Leymah Gbowee, Liberian Peace Activist, 2011 Nobel Peace Prize Laureate
The Liberian civil war lasted from 1989 to 2003 with only brief interruptions. Charles Taylor, the ruthless warlord who initiated the first fighting and would eventually serve as Liberian president until he was forced into exile in 2003, was at the center of the conflict. The atrocities he committed against his own population included forcing children to be soldiers, drugging them and arming them with Kalashnikovs, and sending them against their own countrymen.
Much of the violence under Taylor was directed at women, including systematic rape as a weapon of war.
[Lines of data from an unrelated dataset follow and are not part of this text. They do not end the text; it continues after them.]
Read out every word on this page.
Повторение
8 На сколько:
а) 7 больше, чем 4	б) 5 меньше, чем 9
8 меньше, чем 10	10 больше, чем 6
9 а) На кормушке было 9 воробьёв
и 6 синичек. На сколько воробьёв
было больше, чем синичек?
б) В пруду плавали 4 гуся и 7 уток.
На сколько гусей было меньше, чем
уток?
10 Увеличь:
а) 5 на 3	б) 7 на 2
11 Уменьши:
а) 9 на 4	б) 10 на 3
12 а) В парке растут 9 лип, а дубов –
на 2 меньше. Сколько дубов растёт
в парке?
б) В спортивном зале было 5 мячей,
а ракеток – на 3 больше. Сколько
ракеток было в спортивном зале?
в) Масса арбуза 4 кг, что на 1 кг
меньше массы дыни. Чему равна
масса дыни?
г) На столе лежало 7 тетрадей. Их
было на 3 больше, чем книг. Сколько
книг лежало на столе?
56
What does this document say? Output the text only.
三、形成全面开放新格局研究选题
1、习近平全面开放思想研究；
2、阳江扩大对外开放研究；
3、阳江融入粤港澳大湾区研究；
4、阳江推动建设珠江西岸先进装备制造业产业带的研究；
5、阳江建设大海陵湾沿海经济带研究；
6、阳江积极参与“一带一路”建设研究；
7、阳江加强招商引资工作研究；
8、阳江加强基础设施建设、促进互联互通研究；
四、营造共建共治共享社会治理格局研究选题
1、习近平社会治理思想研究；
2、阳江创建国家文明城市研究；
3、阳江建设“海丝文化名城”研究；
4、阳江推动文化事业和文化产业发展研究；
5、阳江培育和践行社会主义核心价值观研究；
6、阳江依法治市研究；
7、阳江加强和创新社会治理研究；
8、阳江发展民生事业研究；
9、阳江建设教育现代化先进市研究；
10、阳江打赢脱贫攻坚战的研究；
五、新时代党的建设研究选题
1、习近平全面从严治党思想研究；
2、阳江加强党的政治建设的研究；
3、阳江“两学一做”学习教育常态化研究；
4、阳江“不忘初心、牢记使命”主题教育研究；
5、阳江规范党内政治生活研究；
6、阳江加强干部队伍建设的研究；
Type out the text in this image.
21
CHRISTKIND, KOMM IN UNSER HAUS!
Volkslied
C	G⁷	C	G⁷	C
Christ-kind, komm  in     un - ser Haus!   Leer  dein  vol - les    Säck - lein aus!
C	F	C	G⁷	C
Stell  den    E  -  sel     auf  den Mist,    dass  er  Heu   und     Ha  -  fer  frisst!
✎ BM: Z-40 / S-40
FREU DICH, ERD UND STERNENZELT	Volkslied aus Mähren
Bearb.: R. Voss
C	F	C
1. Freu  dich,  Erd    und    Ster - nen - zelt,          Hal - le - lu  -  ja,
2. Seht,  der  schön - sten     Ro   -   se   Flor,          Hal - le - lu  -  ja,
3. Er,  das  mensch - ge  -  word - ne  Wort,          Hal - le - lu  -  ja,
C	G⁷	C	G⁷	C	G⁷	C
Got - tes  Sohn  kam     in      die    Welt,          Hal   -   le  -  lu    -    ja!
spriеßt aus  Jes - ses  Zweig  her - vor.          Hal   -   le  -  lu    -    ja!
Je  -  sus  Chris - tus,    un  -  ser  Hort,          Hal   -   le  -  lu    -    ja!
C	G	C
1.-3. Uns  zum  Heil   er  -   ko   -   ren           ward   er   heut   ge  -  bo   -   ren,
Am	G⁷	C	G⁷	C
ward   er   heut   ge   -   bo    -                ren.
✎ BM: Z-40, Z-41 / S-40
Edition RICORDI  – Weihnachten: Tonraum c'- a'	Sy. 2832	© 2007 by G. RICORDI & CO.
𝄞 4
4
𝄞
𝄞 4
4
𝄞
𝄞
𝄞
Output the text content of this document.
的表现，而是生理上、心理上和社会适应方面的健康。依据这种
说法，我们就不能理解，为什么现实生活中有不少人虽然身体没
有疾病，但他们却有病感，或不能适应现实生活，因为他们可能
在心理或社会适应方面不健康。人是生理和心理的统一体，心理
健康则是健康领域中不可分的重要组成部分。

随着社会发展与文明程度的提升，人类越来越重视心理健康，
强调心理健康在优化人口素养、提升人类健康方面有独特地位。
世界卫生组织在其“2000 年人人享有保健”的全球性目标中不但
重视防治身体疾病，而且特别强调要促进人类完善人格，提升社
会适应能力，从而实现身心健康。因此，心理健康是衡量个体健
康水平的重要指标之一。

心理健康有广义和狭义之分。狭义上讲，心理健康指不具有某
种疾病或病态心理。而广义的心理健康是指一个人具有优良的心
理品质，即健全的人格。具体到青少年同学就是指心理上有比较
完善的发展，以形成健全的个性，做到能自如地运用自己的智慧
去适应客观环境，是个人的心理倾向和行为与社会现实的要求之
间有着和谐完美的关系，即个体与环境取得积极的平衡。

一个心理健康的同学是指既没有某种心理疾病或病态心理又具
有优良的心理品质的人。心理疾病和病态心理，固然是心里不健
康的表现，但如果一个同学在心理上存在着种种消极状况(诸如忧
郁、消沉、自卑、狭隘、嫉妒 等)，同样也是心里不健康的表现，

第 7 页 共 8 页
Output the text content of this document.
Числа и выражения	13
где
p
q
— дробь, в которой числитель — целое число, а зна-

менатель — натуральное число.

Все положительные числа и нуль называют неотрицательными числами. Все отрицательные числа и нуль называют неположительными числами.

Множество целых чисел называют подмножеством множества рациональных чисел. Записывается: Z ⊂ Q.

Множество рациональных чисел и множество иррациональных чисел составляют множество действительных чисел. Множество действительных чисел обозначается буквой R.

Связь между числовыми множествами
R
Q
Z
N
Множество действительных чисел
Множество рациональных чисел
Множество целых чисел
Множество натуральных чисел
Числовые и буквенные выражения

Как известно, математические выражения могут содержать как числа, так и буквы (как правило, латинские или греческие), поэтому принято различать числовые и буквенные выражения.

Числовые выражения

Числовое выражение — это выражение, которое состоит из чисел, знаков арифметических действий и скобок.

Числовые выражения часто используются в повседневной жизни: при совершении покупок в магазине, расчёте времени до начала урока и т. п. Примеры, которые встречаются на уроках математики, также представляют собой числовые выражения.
Leymah Gbowee stood up to Taylor. She helped organize an inter-religious coalition of Christian and Muslim women called the Women of Liberia Mass Action for Peace movement. Dressed in white, these thousands of brave and visionary women staged pray-ins and non-violent protests demanding reconciliation and the resuscitation of high-level peace talks.
As it grew to massive numbers, the impact of the coalition was enormous, helping to push Charles Taylor into exile, and smoothing the path for the election of Africa’s first female head of state, Ellen Johnson Sirleaf.
Gbowee emerged as an international leader who changed the history of her country with non-violent action, at the forefront of a new wave of women taking control of their political destiny around the world.